Before intake, overall elasticity values (R2 = Ua/Uf ratio) were 0.616 ± 0.056. After 20 days of intake, elasticity significantly increased to 0.668 ± 0.057, and after 40 days of intake once more significantly higher values of 0.697 ± 0.051 were assessed (repeated-measures ANOVA, P < .001). This corresponds to an overall increase of 8.58% at day 20 in comparison with the start of the study. After 40 days of intake, an increase by 13.25% was noticed. In the course of the study, there was a continuous significant increase of elasticity from baseline to day 20 to day 40 (Figure 2). The maximum gain of elasticity was 26.16%.

Figure 2.

Figure 2.

Increase of elasticity throughout the trial. Skin elasticity increased steadily to the end of the trial. The gain of elasticity was significant for each comparison (P < .001).

Skin Roughness

Before intake, skin roughness was 151.48 ± 17.92. Skin roughness decreased to 132.34 ± 18.47 after 20 days and 125.94 ± 19.18 after 40 days (Figure 3). The overall change and also differences between each assessment were significant (repeated-measures ANOVA and post hoc comparisons, P < .001 for each comparison). Skin roughness decreased from baseline to the assessment after 20 days by 12.67% and after 40 days by 16.9% The maximum decrease seen in this trial was 30.40%.

Figure 3.

Figure 3.

A continuous decrease of skin roughness was seen throughout the trial. The differences were significantl for each comparison (P < .001).

Wrinkle Depth

Measurements of wrinkle depth were performed in 6 patients. Wrinkle depth before intake was 450.28 ± 209.12. After 20 days of intake, wrinkle depth significantly decreased to 394.02 ± 191.74 and after 40 days of intake a further significant reduction of wrinkle depth to 331.35 ± 142.18 was assessed (repeated-measures ANOVA, P = .020 and post hoc comparisons with baseline, P = .002 at day 20 and P = .048 at day 40) (Figure 4). This corresponds to a reduction of wrinkle depth by 12.5% after 20 days and by 26.36% after 40 days. The maximum reduction of wrinkle depths was −37.57%. Figures 5 and 6, respectively, show one of the participants before and after 40 days of intake.

Figure 4.

Figure 4.

Wrinkle depth was reduced till the end of the trial. Wrinkle depths were significantly lower than baseline at both assessments (P < .001).

Figure 5.

Figure 5.

Participant before intake of the hyaluronic acid solution.

Figure 6.

Figure 6.

Participant after intake of the hyaluronic acid solution.

Dermatologic Skin Evaluation

Before the intake of the HA solution, all subjects had healthy skin. At this time, 1 subject had normal skin, 7 dry skin, 11 dry/sensitive skin, and 1 very dry skin.

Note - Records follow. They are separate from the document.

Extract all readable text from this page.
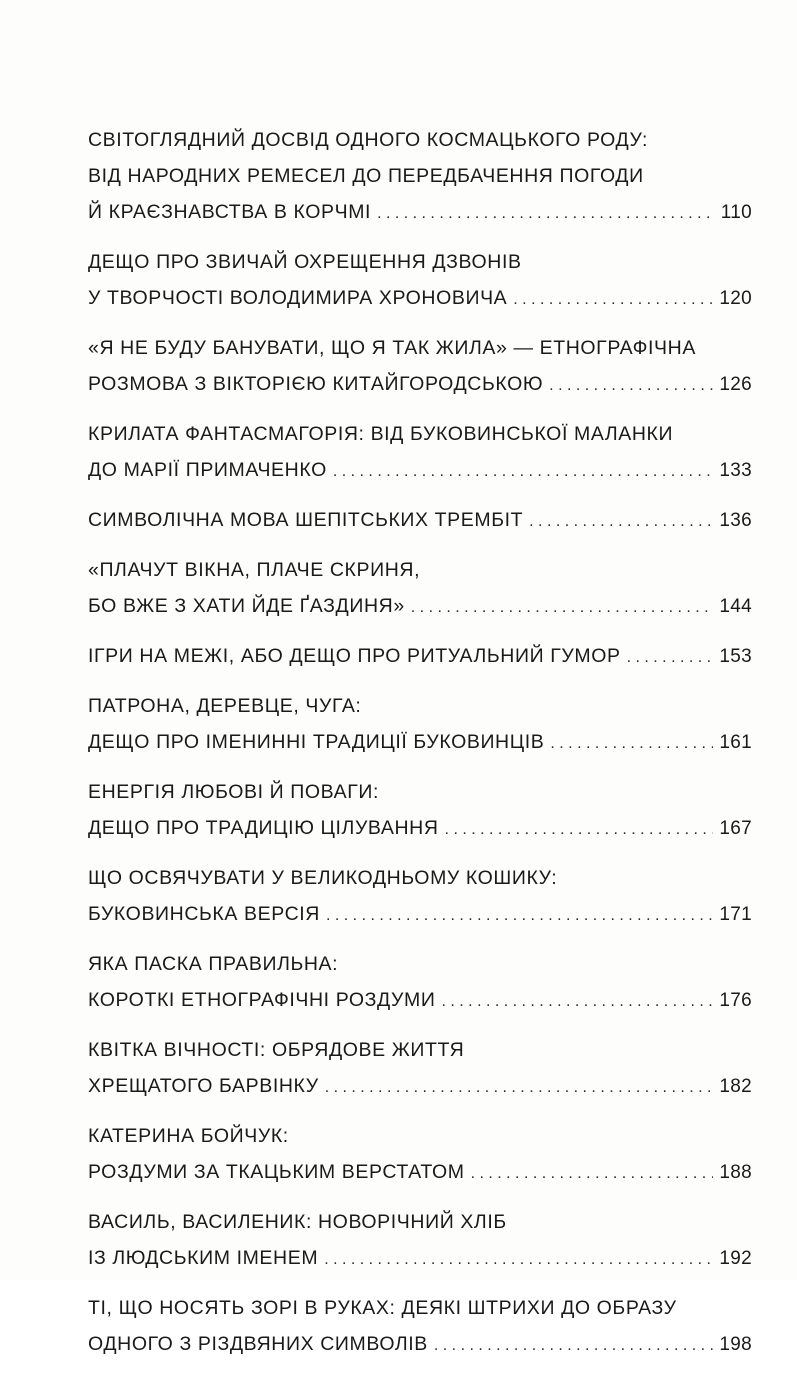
СВІТОГЛЯДНИЙ ДОСВІД ОДНОГО КОСМАЦЬКОГО РОДУ:
ВІД НАРОДНИХ РЕМЕСЕЛ ДО ПЕРЕДБАЧЕННЯ ПОГОДИ
Й КРАЄЗНАВСТВА В КОРЧМІ . . .	110
ДЕЩО ПРО ЗВИЧАЙ ОХРЕЩЕННЯ ДЗВОНІВ
У ТВОРЧОСТІ ВОЛОДИМИРА ХРОНОВИЧА . . .	120
«Я НЕ БУДУ БАНУВАТИ, ЩО Я ТАК ЖИЛА» — ЕТНОГРАФІЧНА
РОЗМОВА З ВІКТОРІЄЮ КИТАЙГОРОДСЬКОЮ . . .	126
КРИЛАТА ФАНТАСМАГОРІЯ: ВІД БУКОВИНСЬКОЇ МАЛАНКИ
ДО МАРІЇ ПРИМАЧЕНКО . . .	133
СИМВОЛІЧНА МОВА ШЕПІТСЬКИХ ТРЕМБІТ . . .	136
«ПЛАЧУТ ВІКНА, ПЛАЧЕ СКРИНЯ,
БО ВЖЕ З ХАТИ ЙДЕ ҐАЗДИНЯ» . . .	144
ІГРИ НА МЕЖІ, АБО ДЕЩО ПРО РИТУАЛЬНИЙ ГУМОР . . .	153
ПАТРОНА, ДЕРЕВЦЕ, ЧУГА:
ДЕЩО ПРО ІМЕНИННІ ТРАДИЦІЇ БУКОВИНЦІВ . . .	161
ЕНЕРГІЯ ЛЮБОВІ Й ПОВАГИ:
ДЕЩО ПРО ТРАДИЦІЮ ЦІЛУВАННЯ . . .	167
ЩО ОСВЯЧУВАТИ У ВЕЛИКОДНЬОМУ КОШИКУ:
БУКОВИНСЬКА ВЕРСІЯ . . .	171
ЯКА ПАСКА ПРАВИЛЬНА:
КОРОТКІ ЕТНОГРАФІЧНІ РОЗДУМИ . . .	176
КВІТКА ВІЧНОСТІ: ОБРЯДОВЕ ЖИТТЯ
ХРЕЩАТОГО БАРВІНКУ . . .	182
КАТЕРИНА БОЙЧУК:
РОЗДУМИ ЗА ТКАЦЬКИМ ВЕРСТАТОМ . . .	188
ВАСИЛЬ, ВАСИЛЕНИК: НОВОРІЧНИЙ ХЛІБ
ІЗ ЛЮДСЬКИМ ІМЕНЕМ . . .	192
ТІ, ЩО НОСЯТЬ ЗОРІ В РУКАХ: ДЕЯКІ ШТРИХИ ДО ОБРАЗУ
ОДНОГО З РІЗДВЯНИХ СИМВОЛІВ . . .	198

According to the self-assessment, 6 out of 20 participants had stronger hair after 20 days of intake. The percentage of patients who believed to have stronger hair compared with baseline increased to 50% (n = 10) after 40 days. Likewise, nails became firmer: After 20 days of intake, 30% of participants had firmer nails (n = 6), and after 40 days of intake 45% (n = 9) had firmer nails.

Participants’ Satisfaction

At the end of the study, 70% of patients (n = 14) would recommend the HA supplementation, 60% (n = 12) were willing to buy the product.

Tolerability

Tolerability of the oral HA preparation was very good in all participants according to the clinical assessment of 2 dermatologists. There were no side effects or unwanted skin changes throughout the study. The dermatologist confirmed an excellent tolerability of the product regarding skin parameters during the whole study.

Discussion

Aging is a multifactorial and complex process. Loss of hydration, elasticity, and turgor are hallmarks of senescent skin.2 HA is the prototype of a glycosaminoglycan, which is found in all tissues and body fluids of vertebrates as well as in some bacteria.4 It is widely distributed in body tissues and intracellular fluids, and is present at high concentration in the synovial fluid, vitreous fluid of the eye, and umbilical cord.5 Its function in the body is, among other things, to bind water and to lubricate movable parts of the body, such as joints and muscles.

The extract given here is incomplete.